Il me semble qu'il est plus que temps que l'Amérique du Nord, et le Canada en particulier, rattrape son retard en matière d'infrastructure ferroviaire.

Il me semble qu'il est plus que temps que l'Amérique du Nord, et le Canada en particulier, rattrape son retard en matière d'infrastructure ferroviaire.

Les voies empruntées par les trains de passagers (souvent celles du CN) sont dans un état que l'on pourrait qualifier de pathétique quand on les compare à ce qui se fait en Europe.

Les seules lignes qui remuent autant en France sont des lignes secondaires peu fréquentées, construites au début du siècle dernier, jamais refaites depuis et proches de l'abandon. Et encore, certaines sont électrifiées.

En fait, le seul train que j'ai pris en France qui offrait une expérience comparable au Montréal-Gaspé, c'était le Bordeaux-Lyon avec les vieilles rames à turbine à gaz: sept heures et demie de trajet, quatre demi-tours, des voies qui swinguent et qui claquent, le bruit des turbines, l'odeur du mazout, et tout le temps d'admirer le paysage.

Pourquoi évoquer le turbotrain?
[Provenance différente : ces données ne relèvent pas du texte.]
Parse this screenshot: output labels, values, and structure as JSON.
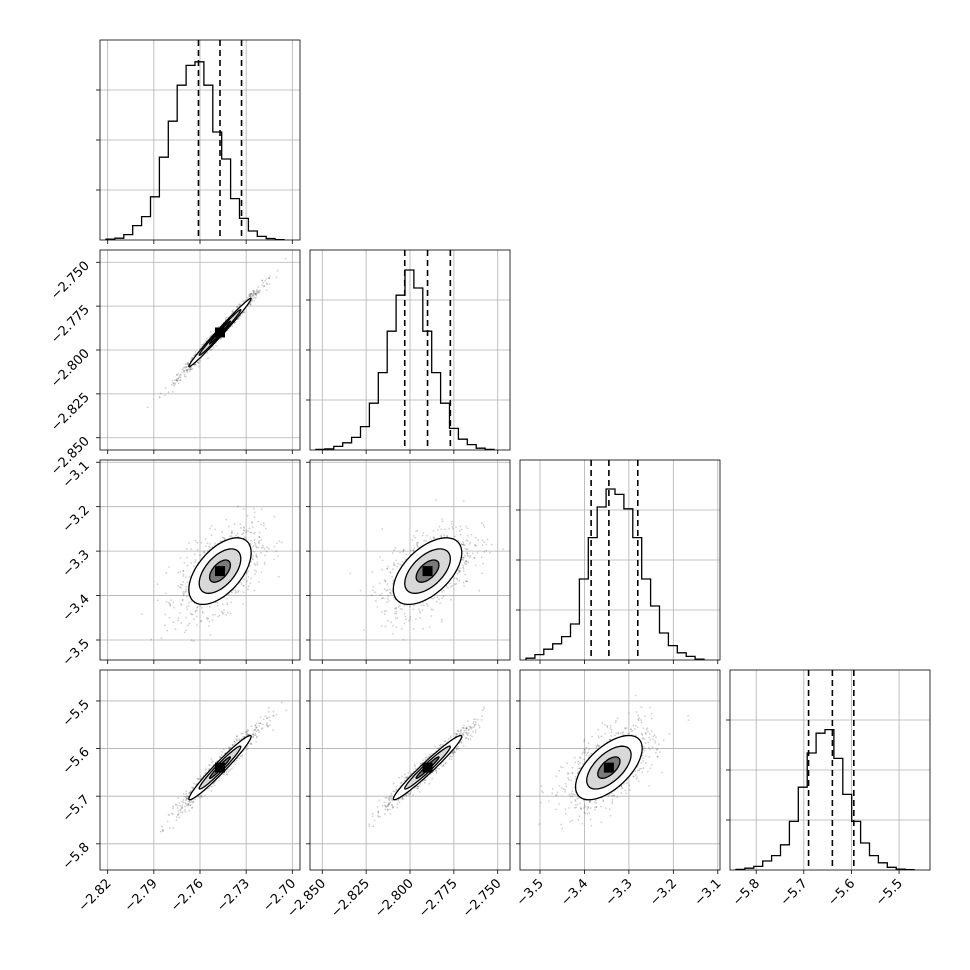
{
  "chart_data": {
    "type": "corner",
    "grid": true,
    "parameters": [
      {
        "range": [
          -2.825,
          -2.695
        ],
        "ticks": [
          -2.82,
          -2.79,
          -2.76,
          -2.73,
          -2.7
        ],
        "tick_labels": [
          "−2.82",
          "−2.79",
          "−2.76",
          "−2.73",
          "−2.70"
        ],
        "quantiles": [
          -2.761,
          -2.747,
          -2.733
        ]
      },
      {
        "range": [
          -2.857,
          -2.743
        ],
        "ticks": [
          -2.85,
          -2.825,
          -2.8,
          -2.775,
          -2.75
        ],
        "tick_labels": [
          "−2.850",
          "−2.825",
          "−2.800",
          "−2.775",
          "−2.750"
        ],
        "quantiles": [
          -2.803,
          -2.79,
          -2.777
        ]
      },
      {
        "range": [
          -3.545,
          -3.095
        ],
        "ticks": [
          -3.5,
          -3.4,
          -3.3,
          -3.2,
          -3.1
        ],
        "tick_labels": [
          "−3.5",
          "−3.4",
          "−3.3",
          "−3.2",
          "−3.1"
        ],
        "quantiles": [
          -3.385,
          -3.345,
          -3.28
        ]
      },
      {
        "range": [
          -5.855,
          -5.435
        ],
        "ticks": [
          -5.8,
          -5.7,
          -5.6,
          -5.5
        ],
        "tick_labels": [
          "−5.8",
          "−5.7",
          "−5.6",
          "−5.5"
        ],
        "quantiles": [
          -5.69,
          -5.64,
          -5.595
        ]
      }
    ],
    "histograms": [
      [
        0.005,
        0.01,
        0.03,
        0.08,
        0.13,
        0.24,
        0.46,
        0.66,
        0.86,
        0.97,
        0.99,
        0.86,
        0.6,
        0.45,
        0.23,
        0.12,
        0.05,
        0.02,
        0.008,
        0.002
      ],
      [
        0.003,
        0.006,
        0.02,
        0.04,
        0.07,
        0.13,
        0.26,
        0.43,
        0.66,
        0.86,
        1.0,
        0.9,
        0.66,
        0.43,
        0.26,
        0.12,
        0.06,
        0.03,
        0.01,
        0.003
      ],
      [
        0.01,
        0.03,
        0.06,
        0.09,
        0.13,
        0.2,
        0.45,
        0.68,
        0.85,
        0.95,
        0.92,
        0.84,
        0.68,
        0.45,
        0.3,
        0.15,
        0.08,
        0.04,
        0.02,
        0.005
      ],
      [
        0.003,
        0.01,
        0.02,
        0.05,
        0.08,
        0.14,
        0.27,
        0.46,
        0.65,
        0.76,
        0.78,
        0.62,
        0.42,
        0.27,
        0.15,
        0.08,
        0.04,
        0.015,
        0.005,
        0.002
      ]
    ],
    "correlations": [
      [
        null,
        null,
        null,
        null
      ],
      [
        0.99,
        null,
        null,
        null
      ],
      [
        0.55,
        0.55,
        null,
        null
      ],
      [
        0.97,
        0.97,
        0.6,
        null
      ]
    ],
    "sigmas": [
      0.0135,
      0.013,
      0.05,
      0.045
    ],
    "contour_levels": [
      0.5,
      1.0,
      1.5
    ]
  },
  "colors": {
    "contour": "#000000",
    "points": "#000000",
    "grid": "#b0b0b0",
    "quantile": "#000000"
  }
}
D'abord pour l'ironie d'avoir utilisé cette technologie de trains rapides, qui a permis de nombreuses avancées et a servi de précurseur aux TGV, sur des voies lentes. Aussi, parce qu'au Canada, on a déjà construit, utilisé et mis au rancart des turbotrains sur ce fameux corridor Québec-Windsor. Cette technologie a même établi un record de vitesse à 275 km/h en 1967 sur une voie du New Jersey.

Hélas, sur les voies du CN, des problèmes d'usure des voies, de sécurité, de confort et de signalisation ont contraint à limiter la vitesse à 160 km/h, une vitesse qu'atteignent certains trains de banlieue en France et les trains actuels de VIA Rail, qui n'ont alors même plus besoin d'être pendulaires.

Ce qui menace le plus le projet de train rapide Montréal-Toronto, c'est l'idée qu'ont certains qu'on pourrait le faire en utilisant les voies actuelles, ou même les emprises actuelles, du CN. Oubliez ça. Enterrons cette idée au plus vite, ce n'est même pas la peine d'en débattre. Cela ne fonctionnera pas plus maintenant que cela n'a fonctionné il y a 40 ans.

Le CN et ses actionnaires seraient très certainement ravis que les contribuables canadiens subventionnent massivement les rénovations parfois urgentes de ses voies et de ses ouvrages d'art, mais le résultat pour les voyageurs serait un gain de temps et de confort minime.

Le tracé historique n'est pas optimal, le système de signalisation conçu pour les trains de marchandises ne sera pas vraiment revu, il y aura toujours des trains à attendre et croiser, et le pire, c'est qu'on continuerait à faire avancer ces trains au pétrole. Ça coûterait quand même des milliards, mais avec un gain théorique réaliste d'une heure dans les meilleures conditions (soit 3h45 au lieu de 4h45), c'est certain que la clientèle risque de ne pas être au rendez-vous et préférer continuer à prendre l'avion, l'autobus ou sa voiture. En tant que contribuable, je préfère encore le statu quo.

En tirant parti des technologies disponibles aujourd'hui, un train rapide et efficace pourrait mettre Toronto à environ 1h50 de Montréal. À titre de comparaison, Paris-Valence, une distance similaire, se fait en 2h11, mais les normes de construction déjà anciennes (20 et 30 ans) limitent la vitesse à 270 ou 300 km/h.

Les nouvelles lignes construites en France permettraient une vitesse en service commercial de 350 km/h, qui n'est pas encore exploitée. Mais cela demande des tracés rectifiés, aucun passage intégral de l'emprise pour éviter que des animaux et des personnes ne s'y introduisent, etc. C'est évidemment rentabilité de ce type d'infrastructure sur le long terme.

C'est certain que si, de Québec, j'avais la possibilité de rejoindre les centres de Montréal en 1h, Ottawa en moins de 2h, Toronto en environ 3h, et New York en moins de 4h, j'irais certainement visiter plus souvent ces villes.